The aim of this article is to present the results of a study where weaners were fed different antimicrobial programs (Table 1): a control diet (C) containing no antibiotic or antimicrobial feed additives, a positive control (PC) with antibiotic added to promote growth, an antibiotic reduction treatment (C-OA) containing antibiotics for the first phase and a natural feed additive for the second phase, and a holistic approach (OA-EO) where only natural feed additives were added to the diet.
Table 1. Study design
|Control (C)||Standard Nursery Formulation (SNF) no additives included|
|Positive control (PC)||SNF + Carbadox (50 ppm) in phase 1 and Neomycin (50 ppm) + Oxytetracycline (50 ppm) in phase 2|
|Treatment 1 (C-OA)||SNF + Carbadox (50 ppm) in phase 1 and Biotronic® Top3 (1000 ppm) in phase 2|
|Treatment 2 (OA-EO)||SNF + Biotronic® Top3 (1000 ppm) + Digestarom® P.E.P. (125 ppm) in both phases|
Table 2. Diet composition
|Calculated composition||Phase 1 (D0-8)||Phase 2 (D9-22)|
|SID Lys, %||1.50||1.40|
|g SID Lys/Mcal ME||4.35||4.10|
|Analyzed composition||Phase 1 (D0-8)||Phase 2 (D9-22)|
|Crude Protein, %||21.81||22.52|
|Crude Fat, %||4.73||4.43|
|Crude Fiber, %||2.55||2.12|
ME = metabolizable energy, SID Lys = standardized ileal digestible lysine.

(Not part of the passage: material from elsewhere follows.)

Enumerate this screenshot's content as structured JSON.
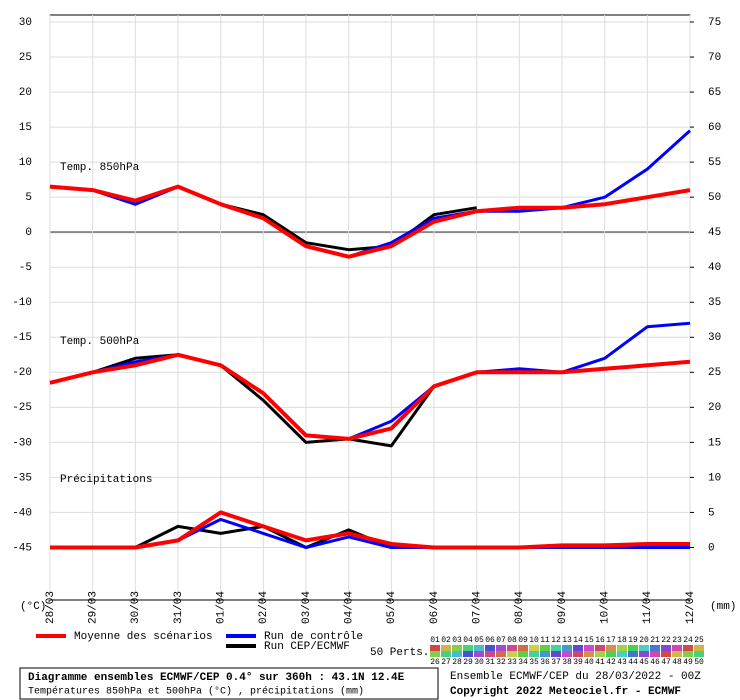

A total of 480, 22-day-old weaned piglets (body weight (BW) = 6.22 ± 1.4 kg) of PIC 280 X 1050 breed were used. Pigs were allocated to one of 48 pens (ten animals per pen) and assigned within weight blocks to one of four dietary treatments (12 pens per diet) as described in Table 1. The pigs were fed a corn-soybean meal based diet formulated in two phases as described in Table 2. Body weight (Figure 1) and feed intake were measured at day 8, 15 and 22. Average daily gain (Figure 2), average daily feed intake (Figure 3) and gain:feed ratio (Figure 4) were calculated. A mixed model was used to examine the effect of diet, weight block was used as the random effect, and multiple comparisons were evaluated using a t-test method.
Figure 1. Average body weight (kg)
Figure 2. Average daily gain (kg/d)
Figure 3. Average daily feed intake (kg/d)
Figure 4. Gain:feed ratio data
Pigs in the PC group had a greater BW (11.19 kg, P=0.001) compared to the C group (10.53 kg), but it did not differ between the C-OA group (11.03 kg, P=0.382) or the OA-EO group (10.85 kg, P=0.074). Body weight did not differ between the OA-EO and C groups (P=0.100).
The results of this experiment showed that it is possible to reduce or replace in-feed antibiotics with natural alternatives and enhance performance parameters in weaned piglets. Pigs fed carbadox followed by a Biotronic® Top3 (C-OA) did not differ in performance compared to pigs fed carbadox followed by neomycin and oxytetracycline (PC). In addition, the combination of Biotronic® Top3 (a blend of formic, propionic, and acetic acids combined with cinnamaldehyde and Permeabilizing Complex™ mixture) and Digestarom® P.E.P. (a phytogenic blend of oregano, anise, and citrus oil, and fructo oligosaccharide with antioxidative and anti-inflammatory properties) provided a viable natural alternative to in-feed antibiotics. A more extensive approach is necessary in order to replace antibiotics in animal production. Consideration has to be taken for improvements in production management and animal welfare, feeding systems and feed quality, biosecurity and vaccination programs, improvement of facilities and a more responsible use of the resources we have available.